Configuring JNDI Connections
If you are developing transformations and jobs that will be deployed on an application server such as the Pentaho platform running on JBoss, you can configure your database connections using JNDI.
Because you don't want to have an application server running all the time during development or testing of the transformations, Pentaho has supplied a way of configuring a JNDI connection for "local" Kettle use.

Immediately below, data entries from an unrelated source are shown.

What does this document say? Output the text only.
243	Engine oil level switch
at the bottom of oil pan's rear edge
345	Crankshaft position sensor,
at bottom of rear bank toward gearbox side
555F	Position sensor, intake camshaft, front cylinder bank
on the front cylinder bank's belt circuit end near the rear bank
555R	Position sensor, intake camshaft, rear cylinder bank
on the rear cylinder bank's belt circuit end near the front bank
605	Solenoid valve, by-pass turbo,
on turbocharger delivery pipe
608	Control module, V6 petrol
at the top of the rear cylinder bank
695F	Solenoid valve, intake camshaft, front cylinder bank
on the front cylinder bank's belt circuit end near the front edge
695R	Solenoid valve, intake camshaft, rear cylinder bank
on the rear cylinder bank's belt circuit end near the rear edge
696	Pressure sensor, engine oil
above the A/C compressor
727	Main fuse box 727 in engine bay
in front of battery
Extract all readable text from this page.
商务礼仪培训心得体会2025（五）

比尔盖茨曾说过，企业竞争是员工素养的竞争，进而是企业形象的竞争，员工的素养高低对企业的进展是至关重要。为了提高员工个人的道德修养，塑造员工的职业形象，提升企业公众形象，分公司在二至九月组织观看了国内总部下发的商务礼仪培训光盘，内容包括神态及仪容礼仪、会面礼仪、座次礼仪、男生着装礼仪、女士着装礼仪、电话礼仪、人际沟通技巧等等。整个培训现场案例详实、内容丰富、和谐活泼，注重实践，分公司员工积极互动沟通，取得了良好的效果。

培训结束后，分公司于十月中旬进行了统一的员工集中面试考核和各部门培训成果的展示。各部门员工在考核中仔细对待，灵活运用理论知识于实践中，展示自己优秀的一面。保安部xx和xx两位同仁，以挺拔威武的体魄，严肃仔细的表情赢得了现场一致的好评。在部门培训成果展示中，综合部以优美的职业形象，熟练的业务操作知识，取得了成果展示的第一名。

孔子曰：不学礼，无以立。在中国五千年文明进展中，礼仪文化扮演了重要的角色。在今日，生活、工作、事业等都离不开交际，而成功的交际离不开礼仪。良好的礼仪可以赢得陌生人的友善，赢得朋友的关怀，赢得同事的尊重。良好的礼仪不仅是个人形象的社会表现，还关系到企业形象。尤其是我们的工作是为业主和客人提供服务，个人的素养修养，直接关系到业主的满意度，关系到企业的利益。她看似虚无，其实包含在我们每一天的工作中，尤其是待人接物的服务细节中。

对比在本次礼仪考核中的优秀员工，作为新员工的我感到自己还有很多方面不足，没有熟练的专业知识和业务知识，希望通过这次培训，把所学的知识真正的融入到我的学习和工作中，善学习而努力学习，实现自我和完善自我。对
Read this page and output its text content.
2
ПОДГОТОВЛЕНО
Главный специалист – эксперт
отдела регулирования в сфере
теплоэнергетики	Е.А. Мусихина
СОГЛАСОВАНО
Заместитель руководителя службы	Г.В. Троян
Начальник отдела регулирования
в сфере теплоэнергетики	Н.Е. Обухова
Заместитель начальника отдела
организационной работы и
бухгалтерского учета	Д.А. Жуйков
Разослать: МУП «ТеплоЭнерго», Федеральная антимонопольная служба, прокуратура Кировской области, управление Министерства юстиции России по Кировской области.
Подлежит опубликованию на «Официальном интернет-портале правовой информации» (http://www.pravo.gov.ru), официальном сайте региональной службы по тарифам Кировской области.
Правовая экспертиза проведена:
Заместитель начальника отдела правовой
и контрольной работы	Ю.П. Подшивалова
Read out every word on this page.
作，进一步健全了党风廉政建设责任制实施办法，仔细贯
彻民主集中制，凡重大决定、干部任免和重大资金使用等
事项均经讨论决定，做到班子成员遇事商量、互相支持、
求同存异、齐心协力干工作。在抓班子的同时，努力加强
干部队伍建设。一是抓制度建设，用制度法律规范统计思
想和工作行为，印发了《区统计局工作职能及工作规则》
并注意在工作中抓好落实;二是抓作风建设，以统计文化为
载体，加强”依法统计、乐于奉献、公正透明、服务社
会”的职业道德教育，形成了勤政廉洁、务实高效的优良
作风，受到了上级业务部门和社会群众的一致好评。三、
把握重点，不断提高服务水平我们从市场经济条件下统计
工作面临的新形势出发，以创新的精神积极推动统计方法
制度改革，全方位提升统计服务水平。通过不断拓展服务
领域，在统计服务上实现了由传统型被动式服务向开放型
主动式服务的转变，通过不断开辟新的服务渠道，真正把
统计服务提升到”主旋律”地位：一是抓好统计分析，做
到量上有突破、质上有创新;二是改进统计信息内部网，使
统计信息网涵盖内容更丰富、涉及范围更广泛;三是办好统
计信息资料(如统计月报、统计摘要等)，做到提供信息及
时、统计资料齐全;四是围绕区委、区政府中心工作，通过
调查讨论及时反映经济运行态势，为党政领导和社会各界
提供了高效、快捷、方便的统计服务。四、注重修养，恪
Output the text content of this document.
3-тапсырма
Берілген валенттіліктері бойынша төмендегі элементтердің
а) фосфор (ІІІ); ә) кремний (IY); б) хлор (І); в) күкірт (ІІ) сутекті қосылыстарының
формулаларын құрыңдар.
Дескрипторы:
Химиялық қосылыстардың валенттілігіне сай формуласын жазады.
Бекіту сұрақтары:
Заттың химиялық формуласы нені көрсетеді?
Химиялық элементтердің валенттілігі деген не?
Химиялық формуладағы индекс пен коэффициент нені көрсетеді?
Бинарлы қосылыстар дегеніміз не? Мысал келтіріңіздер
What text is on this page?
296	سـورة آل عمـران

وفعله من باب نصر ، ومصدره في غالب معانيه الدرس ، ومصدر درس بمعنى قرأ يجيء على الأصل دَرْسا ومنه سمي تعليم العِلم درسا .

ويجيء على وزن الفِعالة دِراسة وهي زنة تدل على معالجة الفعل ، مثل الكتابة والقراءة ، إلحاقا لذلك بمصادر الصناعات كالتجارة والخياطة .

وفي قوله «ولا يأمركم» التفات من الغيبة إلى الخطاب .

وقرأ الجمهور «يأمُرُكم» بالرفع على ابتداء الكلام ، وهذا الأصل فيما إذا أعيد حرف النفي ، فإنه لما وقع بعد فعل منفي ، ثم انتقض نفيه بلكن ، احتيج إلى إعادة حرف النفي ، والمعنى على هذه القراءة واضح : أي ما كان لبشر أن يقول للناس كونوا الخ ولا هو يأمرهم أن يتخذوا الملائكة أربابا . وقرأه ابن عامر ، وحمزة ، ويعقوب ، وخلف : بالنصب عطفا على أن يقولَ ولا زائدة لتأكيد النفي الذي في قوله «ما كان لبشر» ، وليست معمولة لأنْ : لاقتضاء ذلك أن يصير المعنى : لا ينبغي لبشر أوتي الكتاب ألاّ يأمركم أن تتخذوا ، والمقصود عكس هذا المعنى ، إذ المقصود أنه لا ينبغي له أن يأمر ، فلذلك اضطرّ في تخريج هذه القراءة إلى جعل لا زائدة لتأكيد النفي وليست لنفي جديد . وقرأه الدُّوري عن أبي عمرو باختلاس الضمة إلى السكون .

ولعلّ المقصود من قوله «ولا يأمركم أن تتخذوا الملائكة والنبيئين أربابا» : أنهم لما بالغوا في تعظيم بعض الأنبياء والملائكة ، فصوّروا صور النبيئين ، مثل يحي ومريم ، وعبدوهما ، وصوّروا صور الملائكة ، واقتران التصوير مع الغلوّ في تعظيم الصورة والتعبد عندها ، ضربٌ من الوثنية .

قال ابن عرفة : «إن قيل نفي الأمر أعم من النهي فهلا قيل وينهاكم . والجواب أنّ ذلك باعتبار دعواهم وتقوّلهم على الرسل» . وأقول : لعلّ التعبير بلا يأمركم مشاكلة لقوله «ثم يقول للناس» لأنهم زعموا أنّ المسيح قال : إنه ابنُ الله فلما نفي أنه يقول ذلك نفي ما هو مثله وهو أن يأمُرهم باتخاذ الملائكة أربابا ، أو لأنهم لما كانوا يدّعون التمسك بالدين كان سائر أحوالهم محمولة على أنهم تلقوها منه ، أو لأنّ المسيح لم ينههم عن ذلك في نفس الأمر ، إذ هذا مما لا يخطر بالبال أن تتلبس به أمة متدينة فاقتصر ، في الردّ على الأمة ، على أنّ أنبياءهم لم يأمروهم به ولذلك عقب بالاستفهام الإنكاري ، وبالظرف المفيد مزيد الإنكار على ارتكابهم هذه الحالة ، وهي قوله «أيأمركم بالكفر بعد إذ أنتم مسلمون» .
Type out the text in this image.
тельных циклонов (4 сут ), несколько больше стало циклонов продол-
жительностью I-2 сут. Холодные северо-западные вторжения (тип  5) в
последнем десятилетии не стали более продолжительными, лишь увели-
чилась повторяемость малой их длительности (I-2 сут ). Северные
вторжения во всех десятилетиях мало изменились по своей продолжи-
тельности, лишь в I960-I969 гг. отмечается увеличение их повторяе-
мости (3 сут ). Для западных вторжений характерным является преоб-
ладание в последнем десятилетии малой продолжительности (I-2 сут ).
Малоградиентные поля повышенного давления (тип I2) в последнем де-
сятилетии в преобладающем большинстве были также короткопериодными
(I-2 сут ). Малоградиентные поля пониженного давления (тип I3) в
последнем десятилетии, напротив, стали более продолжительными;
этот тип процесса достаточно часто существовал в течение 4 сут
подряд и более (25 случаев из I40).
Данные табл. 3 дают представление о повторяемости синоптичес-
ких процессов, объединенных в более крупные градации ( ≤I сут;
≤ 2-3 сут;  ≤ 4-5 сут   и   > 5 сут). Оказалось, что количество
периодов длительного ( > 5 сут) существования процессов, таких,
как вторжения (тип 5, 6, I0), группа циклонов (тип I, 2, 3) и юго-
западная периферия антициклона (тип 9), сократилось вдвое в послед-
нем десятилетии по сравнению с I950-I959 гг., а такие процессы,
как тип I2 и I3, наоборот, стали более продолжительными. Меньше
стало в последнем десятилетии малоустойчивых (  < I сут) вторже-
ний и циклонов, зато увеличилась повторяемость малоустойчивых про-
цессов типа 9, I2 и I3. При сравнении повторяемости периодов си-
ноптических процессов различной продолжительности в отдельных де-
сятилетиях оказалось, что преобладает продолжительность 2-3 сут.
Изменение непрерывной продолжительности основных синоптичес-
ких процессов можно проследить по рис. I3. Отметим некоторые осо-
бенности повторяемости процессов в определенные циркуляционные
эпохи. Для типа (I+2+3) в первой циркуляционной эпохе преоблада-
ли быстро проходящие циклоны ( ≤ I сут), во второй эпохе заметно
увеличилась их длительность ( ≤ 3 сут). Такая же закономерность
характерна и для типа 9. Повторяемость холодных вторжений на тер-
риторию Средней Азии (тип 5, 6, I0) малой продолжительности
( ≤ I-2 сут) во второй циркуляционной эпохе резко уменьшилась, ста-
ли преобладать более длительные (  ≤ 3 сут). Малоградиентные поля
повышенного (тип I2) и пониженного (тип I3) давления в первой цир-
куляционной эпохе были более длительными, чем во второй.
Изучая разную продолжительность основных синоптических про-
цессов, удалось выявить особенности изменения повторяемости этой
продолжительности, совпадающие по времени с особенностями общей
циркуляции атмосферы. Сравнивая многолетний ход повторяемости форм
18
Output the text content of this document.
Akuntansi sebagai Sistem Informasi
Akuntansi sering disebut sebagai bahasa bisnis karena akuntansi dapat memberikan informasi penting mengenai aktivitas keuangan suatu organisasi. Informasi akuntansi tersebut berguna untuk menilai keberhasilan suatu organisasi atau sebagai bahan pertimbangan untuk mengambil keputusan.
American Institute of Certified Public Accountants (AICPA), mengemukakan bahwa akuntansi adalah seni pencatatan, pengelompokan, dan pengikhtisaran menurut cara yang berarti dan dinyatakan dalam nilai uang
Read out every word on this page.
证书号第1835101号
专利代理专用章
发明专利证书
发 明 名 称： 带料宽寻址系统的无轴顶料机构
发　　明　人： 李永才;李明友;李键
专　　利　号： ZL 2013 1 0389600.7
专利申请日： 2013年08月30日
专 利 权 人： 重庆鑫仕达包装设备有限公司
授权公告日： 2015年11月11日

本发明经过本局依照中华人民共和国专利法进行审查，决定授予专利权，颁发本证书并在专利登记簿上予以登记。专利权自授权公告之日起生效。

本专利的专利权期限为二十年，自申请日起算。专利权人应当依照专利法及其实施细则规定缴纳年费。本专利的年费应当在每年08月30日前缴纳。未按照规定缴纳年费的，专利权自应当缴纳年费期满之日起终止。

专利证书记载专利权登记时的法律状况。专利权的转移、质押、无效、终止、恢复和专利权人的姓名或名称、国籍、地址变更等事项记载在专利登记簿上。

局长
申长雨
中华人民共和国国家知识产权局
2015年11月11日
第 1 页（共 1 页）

To configure, edit the properties file called "simple-jndi/jdbc.properties" For example, to connect to the databases used in Pentaho Demo platform download and use this information in the properties file:
SampleData/type=javax.sql.DataSource SampleData/driver=org.hsqldb.jdbcDriver SampleData/url=jdbc:hsqldb:hsql://localhost/sampledata SampleData/user=pentaho_user SampleData/password=password Quartz/type=javax.sql.DataSource Quartz/driver=org.hsqldb.jdbcDriver Quartz/url=jdbc:hsqldb:hsql://localhost/quartz Quartz/user=pentaho_user Quartz/password=password Hibernate/type=javax.sql.DataSource Hibernate/driver=org.hsqldb.jdbcDriver Hibernate/url=jdbc:hsqldb:hsql://localhost/hibernate Hibernate/user=hibuser Hibernate/password=password Shark/type=javax.sql.DataSource Shark/driver=org.hsqldb.jdbcDriver Shark/url=jdbc:hsqldb:hsql://localhost/shark Shark/user=sa Shark/password=
Note: It is important that the information stored in this file in the simple-jndi directory mirrors the content of your application server data sources.
Unsupported Databases
Contact Pentaho if you want to access a database type that is not yet supported. A few database types are not supported in this release due to the lack of a sample database and/or software.
It is generally possible to read from unsupported databases by using the Generic database driver through an ODBC or JDBC connection.